Featuring the lovely Sarah Cracknell of Saint Etienne on vocals, “Sunset Spirals” is not necessarily what you’d expect from a duo that lists as their defining moment a DJ night where they fast-forwarded through jazz songs to get to the drum solos. Xploding Plastix, as much as anyone else these days, act as a sort of ambassador to the electronic movement—The Donca Matic Singalongs jumps from subgenre to subgenre, and while none of the tracks are shining examples of any particular style, it all holds together quite well. “Sunset Spirals” serves at the centerpiece (and the first single): all warm, sublime synths and cosmopolitan beats, plus the aforementioned Cracknell for another layer of stylish sweetness.

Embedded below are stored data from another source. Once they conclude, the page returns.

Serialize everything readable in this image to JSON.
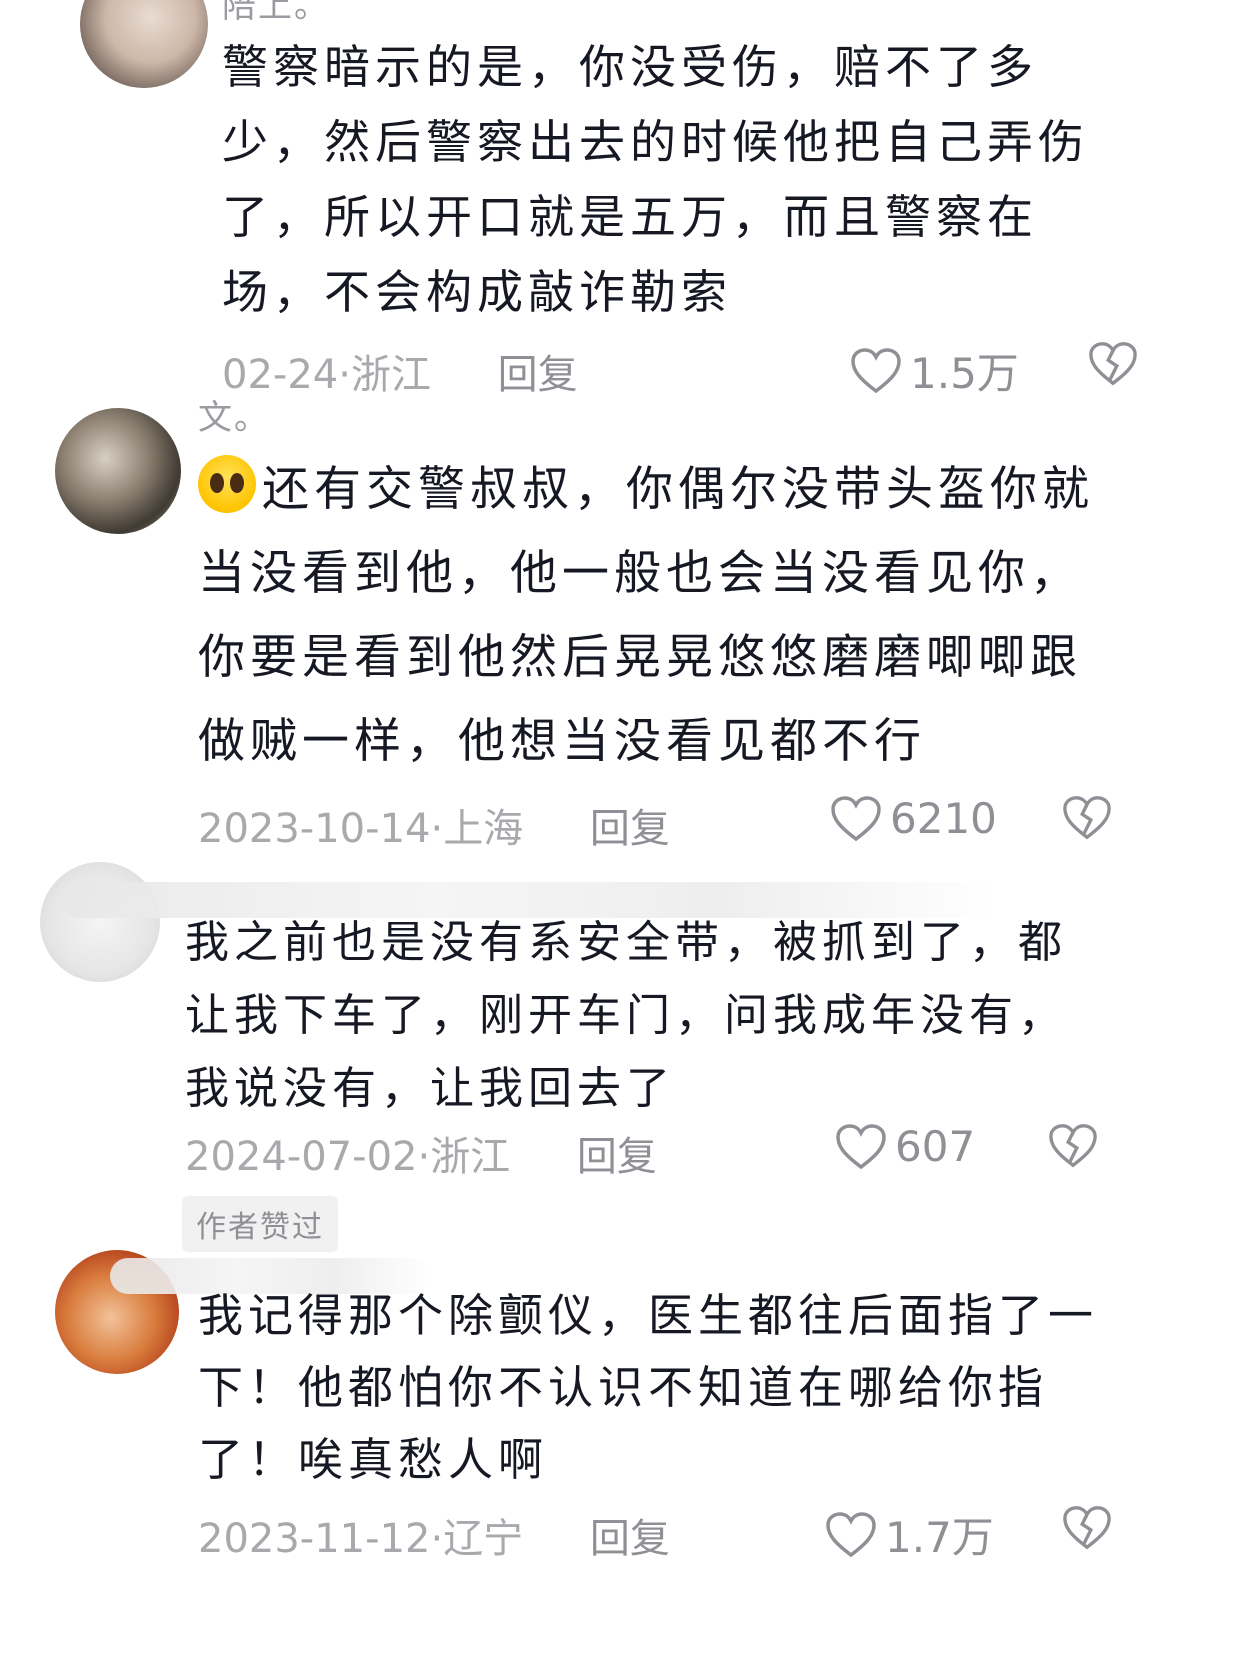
{
  "comments": [
    {
      "name_stub": "陪上。",
      "text": "警察暗示的是，你没受伤，赔不了多少，然后警察出去的时候他把自己弄伤了，所以开口就是五万，而且警察在场，不会构成敲诈勒索",
      "date": "02-24",
      "location": "浙江",
      "reply": "回复",
      "likes": "1.5万"
    },
    {
      "name_stub": "文。",
      "emoji": "crying-face-emoji",
      "text": "还有交警叔叔，你偶尔没带头盔你就当没看到他，他一般也会当没看见你，你要是看到他然后晃晃悠悠磨磨唧唧跟做贼一样，他想当没看见都不行",
      "date": "2023-10-14",
      "location": "上海",
      "reply": "回复",
      "likes": "6210"
    },
    {
      "text": "我之前也是没有系安全带，被抓到了，都让我下车了，刚开车门，问我成年没有，我说没有，让我回去了",
      "date": "2024-07-02",
      "location": "浙江",
      "reply": "回复",
      "likes": "607",
      "badge": "作者赞过"
    },
    {
      "text": "我记得那个除颤仪，医生都往后面指了一下！他都怕你不认识不知道在哪给你指了！唉真愁人啊",
      "date": "2023-11-12",
      "location": "辽宁",
      "reply": "回复",
      "likes": "1.7万"
    }
  ],
  "separator": " · ",
  "icons": {
    "like": "heart-outline-icon",
    "dislike": "broken-heart-icon"
  },
  "colors": {
    "text": "#161823",
    "meta": "#a8a9ad",
    "icon": "#8f9095"
  }
}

Other tracks veer off in entirely different directions; opener “Donca Matic” and “Dizzy Blonde” are low-key ambient tracks that vaguely recall Wagon Christ’s less kitschy qualities, while “Geigerteller” and “The Famous Biting Guy” are full-on action-packed thrillers. “Tripwire” and “One Bullet Fits All” venture into darker territory, with the latter injecting some drum’n'bass into the album. But for all the genrehopping, The Donca Matic Singalongs is surprisingly satisfying. You can actually listen to the whole album in one sitting if you like, though it still works better if you split it into two or three-track suites. But if you’ve been out of touch with anything without a guitar in it, and want to know what you’ve missed, this is as good a place as any to start.

Tara Jane O'Neil
Howl
You Sound, Reflect (2004)

While most bios refer to her previous work with bands like Retsin and the Sonora Pine, these days you’re far more likely to be familiar with her dealings with Ida. She put out an EP of songs penned with Dan Littleton during the meteor showers of 2002, and has since toured with the full band. But while she’s very much a part of the slowcore scene made popular by the likes of Ida and Low, O’Neil’s solo material is somehow different. Even from her first album, Peregrine, there’s an arid, barren quality to her music not found in the palette of her more popular peers. You Sound, Reflect is the musical equivalent of a never-ending night sky over the wild deserts at the end of the world, and there’s not much out there quite like it today.

Dear Nora
On To September
The New Year EP (2002)

There are two Dear Noras; the younger, louder, twee-rock version and the quieter, gentler version the band eventually morphed into. “On To September” bridges the gap between the (wait for it) summery sound of early Dear Nora and the distinctly autumnal later incarnation. It’s easily the most accessible and upbeat track on The New Year, and the lyrics wouldn’t sound out of place on any of their early EPs—witness the continuing fascination with youth and age: “Twenty-three over / I turn it around and get seventy-seven / ’till I turn one hundred / ’till I turn one hundred / I’m holding my breath that I’ll never turn one hundred years.” It’s a last gasp for the Dear Nora of old, serving as the bookend opposite from “Up On The Roof”’s “I’ve been around for twenty years / I added one for all my effort / and now I plan to disappear forever.”